Bruce Nauman provoca extrañamientos en el Museo Picasso de Málaga. Hasta el próximo 1 de septiembre su retrospectiva Estancias, cuerpos, palabras, con 87 obras expuestas, divide a los visitantes en apocalípticos e integrados. Los que certifican la defunción del arte y el mal olor de su cadáver en descomposición y aquellos que gozan y defienden la lingüística fascinante de lo nuevo. Los gestos de ambos los delatan en las salas del museo. Si pudiese espiar sus reacciones, el artista se divertiría voyeur desde los ángulos muertos de los videos en los que ejecuta sus performances. De hecho, el público es también, sin saberlo, una performance de Nauman. Espontánea, diferente, efímera, y producto de las tres maneras en la que cada uno se sitúa frente a las propuestas conceptuales, minimalistas y sensoriales de sus instalaciones arquitectónicas, sus esculturas, los neones, vídeos, dibujos, serigrafías y fotografías.
Con una actitud interrogante, con una mirada hechizada, con una reacción fugitiva. Cada una sujeta a una percepción psicológica, a la respuesta de su intelecto o a su desobediencia emocional. Cualquier opción define lo que busca el discurso Nauman y una obra diversa que no se observa únicamente –los neones que se encienden y apagan la palabra NO o el que simula una ruleta con los términos Vida, Muerte, Amor, Dolor, Placer–, ni se contempla como el video de un ilusionista que construye un perro con un globo transparente o igual que una pieza escénica de Samuel Beckett con su juego repetitivo de diálogos sin sentido y situaciones que funcionan como patrones –en un espacio acotado y reducido donde Nauman se mueve o camina como hace en Walt whit Contrapposto–.

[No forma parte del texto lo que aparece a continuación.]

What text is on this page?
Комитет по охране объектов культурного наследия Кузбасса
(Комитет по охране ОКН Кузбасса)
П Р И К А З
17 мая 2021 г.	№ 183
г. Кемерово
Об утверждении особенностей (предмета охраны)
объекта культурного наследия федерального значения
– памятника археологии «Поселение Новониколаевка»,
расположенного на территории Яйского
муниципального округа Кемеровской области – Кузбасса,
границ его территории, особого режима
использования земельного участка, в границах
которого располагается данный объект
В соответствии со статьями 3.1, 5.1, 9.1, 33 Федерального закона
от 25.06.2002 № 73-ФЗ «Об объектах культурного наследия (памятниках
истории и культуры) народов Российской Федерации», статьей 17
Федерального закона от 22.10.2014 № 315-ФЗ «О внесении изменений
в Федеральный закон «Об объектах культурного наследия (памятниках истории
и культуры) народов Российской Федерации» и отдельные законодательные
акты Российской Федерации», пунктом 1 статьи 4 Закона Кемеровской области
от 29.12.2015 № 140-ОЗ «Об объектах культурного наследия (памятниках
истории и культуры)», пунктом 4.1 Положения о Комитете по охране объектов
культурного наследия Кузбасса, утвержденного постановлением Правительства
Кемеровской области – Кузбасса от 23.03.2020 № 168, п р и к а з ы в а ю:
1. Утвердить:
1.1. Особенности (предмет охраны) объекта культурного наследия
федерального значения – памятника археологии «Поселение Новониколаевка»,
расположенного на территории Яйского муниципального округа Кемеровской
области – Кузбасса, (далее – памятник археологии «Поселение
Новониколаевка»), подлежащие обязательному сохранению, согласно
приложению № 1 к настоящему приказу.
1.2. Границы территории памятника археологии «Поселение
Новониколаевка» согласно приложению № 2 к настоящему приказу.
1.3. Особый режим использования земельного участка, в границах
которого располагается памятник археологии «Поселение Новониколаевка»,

En los mundos de Nauman se entra y se participa. Se experimenta, se siente y se piensa. Él pretende que así nos enfrentemos a problemas sociales y filosóficos del ser humano y su naturaleza: la violencia, la angustia, la tortura, el sexo, la moral. Pero lo primero que el espectador recoge es una sobredosis de estímulos que lo provocan, que en muchos casos lo desorientan y en otros están destinados a crearle desasosiego. Es el caso de La Habitación amarilla, creada en 1973, que supuestamente es un triángulo equilátero en cuyo interior uno puede encerrarse. Una cuestión de percepción espacial y de sensibilidad porque el triángulo es una ficción imperfecta y el agobio no siempre aparece.
Al margen de sus espléndidos dibujos sobre la plasticidad combinatoria de los dedos de las manos, y de esculturas como sus cuerpos de animales mutilados y colgados en corro, o sus manos en círculo —Untitled (Hands Circle) (1996)— llenando huecos, tomando distancias, calculando los espacios negativos que se esconden entre las cosas, se aprecia muy bien en los videos de sus performances. Cada uno plantea ecos, variantes de los mismos movimientos –como si fuesen fragmentos de una coreografía basada en el cuerpo y su representación–. Creaciones vinculadas a las influencias de la música contemporánea de John Cage (“dejad que los sonidos sean ellos mismos”) convertidas en elemento casi pictórico, y la danza moderna de Merce Cunningham: “Cada espacio debe ser bailado. La danza puede ser acerca de cualquier cosa, pero fundamentalmente es acerca del cuerpo humano y su movimiento, comenzando por el caminar”.